Groups
Understand the relationship between groups and roles.
Overview
A group is an entity that represents a collection of principals. Groups enable you to manage the access rights and permissions assigned to those principals.
Intelligent Risk Platform access rights and permissions are granted to groups rather than to principals (user accounts or API keys). Principals gain access to protected resources and permission to perform operations as members of an authorized group.
Moody's recommends that you use distinct groups to manage access rights and permissions.
- An access rights-based group collects together principals that are members of the same team, but that have different roles and responsibilities. The group ensures the members of a team may share data amongst themselves (e.g. exposure sets).
- An permission-based group collects together principals that perform the same job role and have the same responsibilities within an organization. The group ensures that the principals are assigned the same permissions.
Tenant administrators may create groups, assign roles to groups, and assign principals to groups in the Admin Center.
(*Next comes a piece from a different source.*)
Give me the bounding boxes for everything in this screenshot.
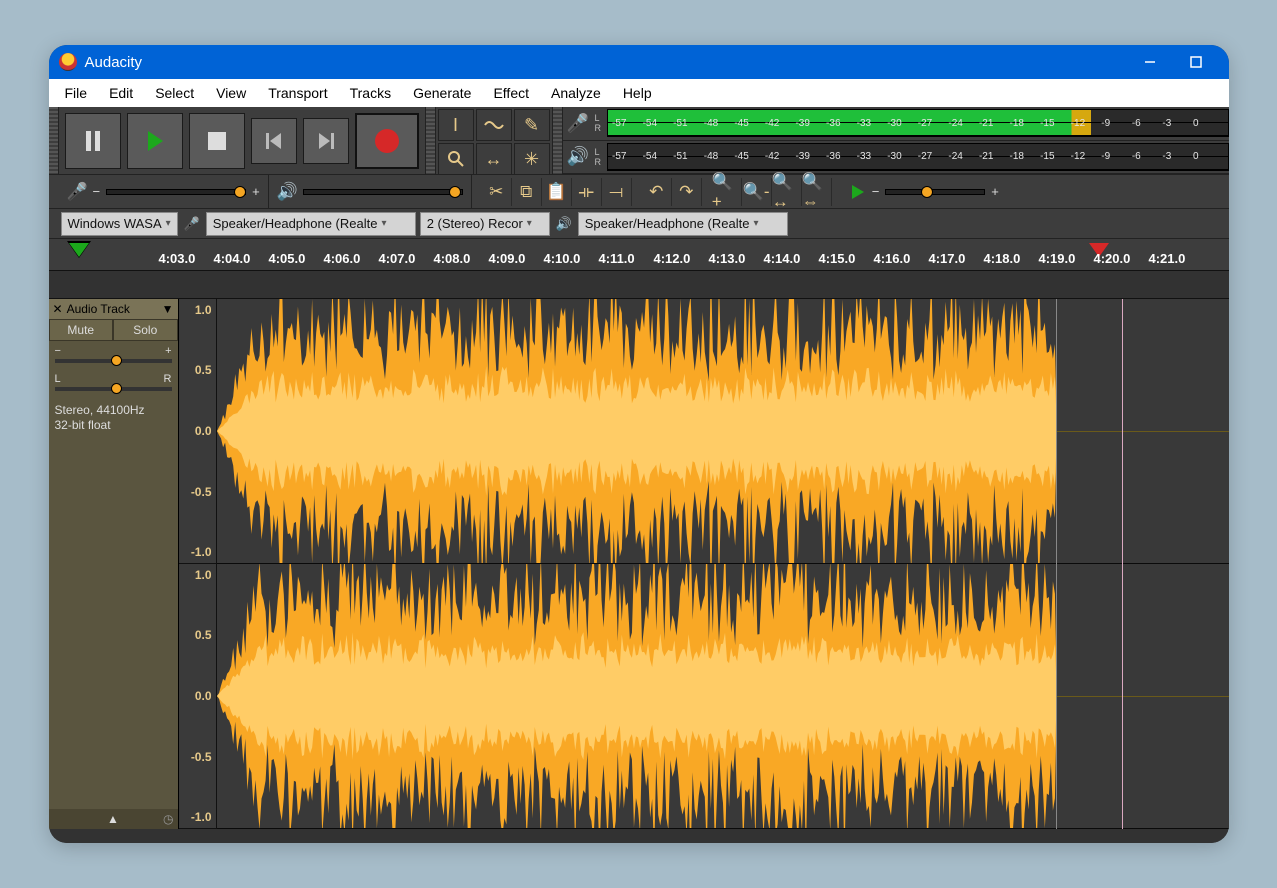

Tenants may also manage groups and assign principals to groups via federated SSO with an Identity Provider. For detailed information about Intelligent Risk Platform groups, roles, and federated SSO configuration, see the Intelligent Risk Platform Administrator Guide.
Access rights-based groups
An access rights-based group collects together principals that are members of the same team, but that have different roles and responsibilities. The group ensures the members of a team may share data amongst themselves (e.g. exposure sets).
Exposure set access rights
An exposure set is a collection of exposure data and related analysis results data that is managed by means of an access control list (ACL). The exposure set ACL specifies the principals that may access the data in that exposure set.
A principal is included in an exposure set ACL if it is a member of a group that has been granted access to that exposure set.
- A new exposure set is created whenever an EDM or RDM is uploaded or created. The exposure set is owned by the principal that uploaded or created the EDM or RDM.
- The owner of the exposure set may keep it private or share it with other groups. The owner may share the exposure set with any group that it belongs to. Members of groups with access rights to an exposure set may share that exposure set with other groups provided they have the appropriate role-based permissions.
- Groups with access rights to an exposure may access and perform operations on the data in that exposure set. The exposure set includes all data in the EDM and all analysis results based on those exposures.
- The Risk Modeler API enables client applications to grant or revoke group access to exposure sets using the Update exposure set operations.
For detailed information on exposure sets, see the Intelligent Risk Platform Administrator Guide.
Database resource access rights
The Data Bridge API supports group-level access controls for managed server instances and hosted databases.
A managed database resource is a server instance that is hosted on the tenant's Data Bridge. The tenant may restrict access to these resources on a group-by-group basis.
Client applications are included in the managed database resource ACL based on group membership:
- A managed database resource (server instance or database) is owned by one or more groups. A client application must be a member of a group that owns a particular resource to access that resource. The client application may perform operations granted to it based on its role.
- By default, a managed database resource is owned by the group that initially uploaded or created that managed database resource.
A client application that may access a server instance may define logins to that server instance. A login is a SQL Server login that enables a principal to log into and manage data in a server instance in the tenant's Data Bridge cluster. To learn more, see Manage Logins.
Permission-based groups
Moody's recommends that you use distinct groups to manage access rights and permissions.
An permission-based group collects together principals that perform the same job role and have the same responsibilities within an organization. The group ensures that the principals are assigned the same permissions.